1. **Validate attribute names against an allowlist** – never concatenate raw user input into the expression. Define the set of permissible attributes (e.g., ["title", "description", "price"]) and reject anything else.
2. **Use ExpressionAttributeNames** – this separates the attribute name from the expression syntax, preventing injection of reserved words or malicious prefixes.
3. **Limit item size** – before writing, check the serialized item size (AWS SDK provides JSON.stringify length) and reject if it approaches the 400 KB limit.
4. **Apply ConditionExpression** – ensure the item exists or that you are not unintentionally creating a new item with malicious attributes.
5. **Leverage the DynamoDB DocumentClient’s marshall/unmarshall helpers** – they enforce proper typing and reduce the chance of malformed attribute maps.
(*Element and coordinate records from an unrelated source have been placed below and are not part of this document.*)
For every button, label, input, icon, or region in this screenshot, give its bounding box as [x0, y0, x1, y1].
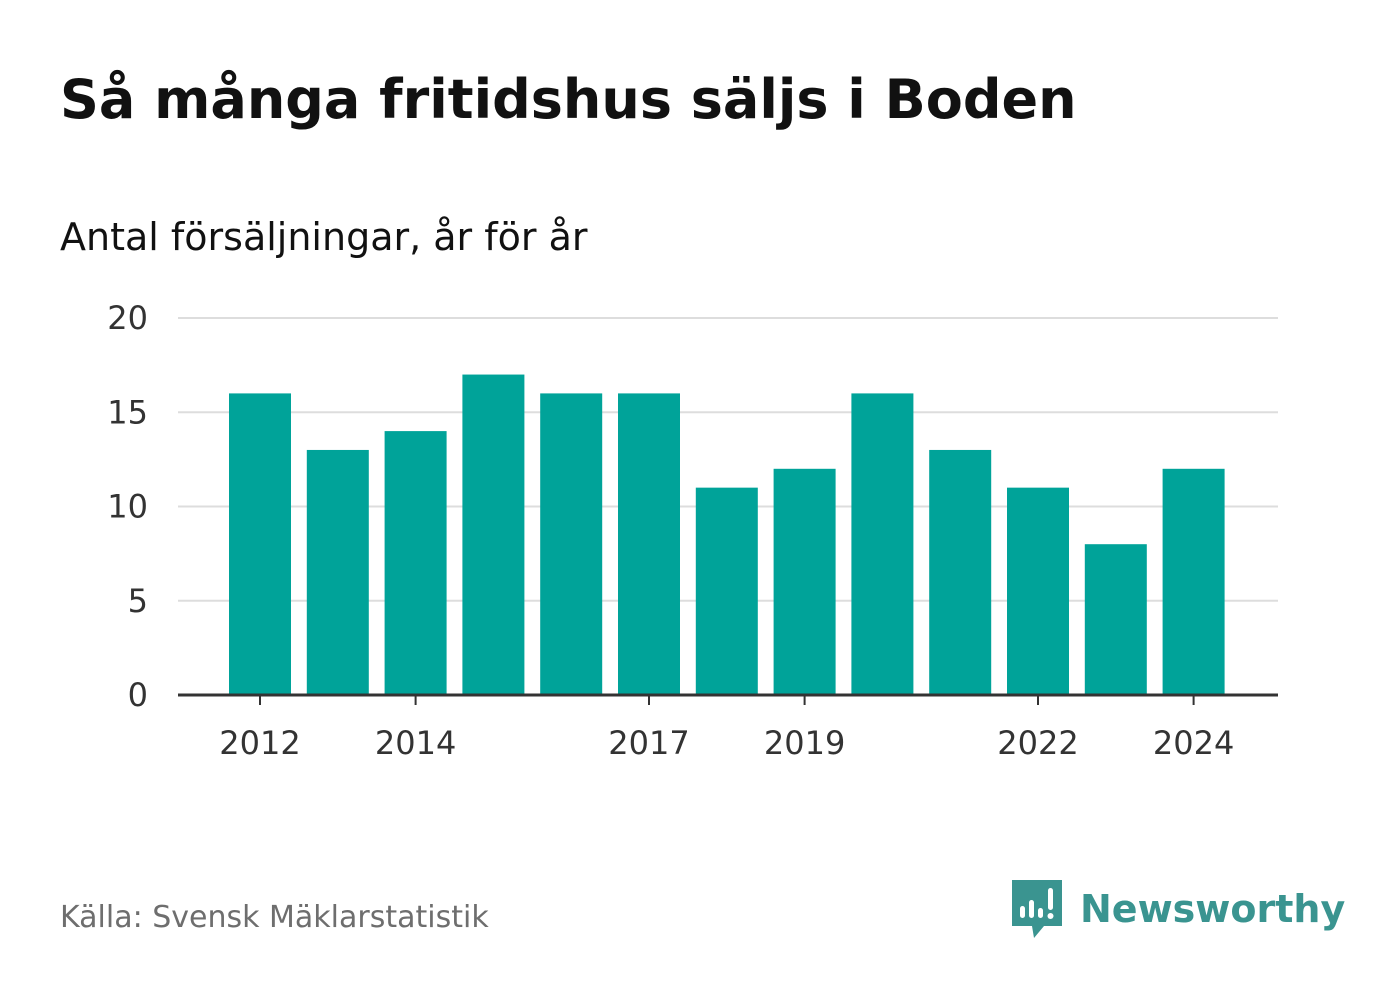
bar-2020	[851, 393, 914, 695]
bar-2015	[462, 374, 525, 695]
x-tick-label: 2024	[1153, 724, 1234, 762]
bar-2024	[1162, 468, 1225, 695]
y-tick-label: 0	[128, 676, 148, 714]
bar-2017	[618, 393, 680, 695]
y-tick-label: 20	[107, 299, 148, 337]
bar-2018	[695, 487, 758, 695]
x-tick-label: 2019	[764, 724, 845, 762]
x-tick-label: 2012	[219, 724, 300, 762]
chart-subtitle: Antal försäljningar, år för år	[60, 215, 588, 259]
bar-2013	[306, 449, 369, 695]
y-tick-label: 15	[107, 393, 148, 431]
bar-2016	[540, 393, 603, 695]
chart-title: Så många fritidshus säljs i Boden	[60, 68, 1077, 131]
x-tick-label: 2022	[997, 724, 1078, 762]
bar-2023	[1084, 544, 1147, 695]
x-tick-label: 2017	[608, 724, 689, 762]
bar-2019	[773, 468, 836, 695]
newsworthy-logo-icon	[1012, 880, 1062, 938]
y-tick-label: 10	[107, 488, 148, 526]
bar-2021	[929, 449, 992, 695]
bar-2022	[1007, 487, 1069, 695]
y-tick-label: 5	[128, 582, 148, 620]
brand-name: Newsworthy	[1080, 887, 1346, 931]
brand-logo: Newsworthy	[1010, 878, 1345, 940]
source-note: Källa: Svensk Mäklarstatistik	[60, 900, 489, 935]
bar-2014	[384, 431, 447, 695]
bar-2012	[229, 393, 291, 695]
x-tick-label: 2014	[375, 724, 456, 762]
Below is a vulnerable Node.js example (AWS SDK v3) followed by the corrected version.
Vulnerable code:
const { DynamoDBClient, UpdateItemCommand } = require("@aws-sdk/client-dynamodb");
const client = new DynamoDBClient({});
async function updateItem(req) {
const { id, attrName, attrValue } = req.body; // ← attrName from user
const params = {
TableName: "Products",
Key: { id: { S: id } },
UpdateExpression: `SET #${attrName} = :val`, // ← direct concatenation
ExpressionAttributeNames: { "#attrName": attrName }, // ← WRONG: still user‑controlled
ExpressionAttributeValues: { ":val": { S: attrValue } },
ReturnValues: "ALL_NEW"
};
const cmd = new UpdateItemCommand(params);
return client.send(cmd);
}
Remediated code:
const { DynamoDBClient, UpdateItemCommand } = require("@aws-sdk/client-dynamodb");
const client = new DynamoDBClient({});
const ALLOWED_ATTRIBUTES = new Set(["title", "description", "price", "stock"]);
async function updateItem(req) {
const { id, attrName, attrValue } = req.body;
// 1. Validate attribute name
if (!ALLOWED_ATTRIBUTES.has(attrName)) {
throw new Error(`Attribute ${attrName} is not allowed`);
}
// 2. Use ExpressionAttributeNames safely
const params = {
TableName: "Products",
Key: { id: { S: id } },
UpdateExpression: `SET #attr = :val`,
ExpressionAttributeNames: { "#attr": attrName }, // safe because attrName is validated
ExpressionAttributeValues: { ":val": { S: attrValue } },
ReturnValues: "ALL_NEW",
// 3. Optional size check (approx)
ConditionExpression: "attribute_exists(id)"
};
const cmd = new UpdateItemCommand(params);
return client.send(cmd);
}
When using the higher‑level DynamoDB.DocumentClient, the same validation applies before constructing the UpdateExpression.
By applying these controls, you eliminate the vector that allows an attacker to write outside the intended attribute set, thereby mitigating denial‑of‑service, data corruption, and potential privilege‑escalation scenarios specific to DynamoDB-backed APIs.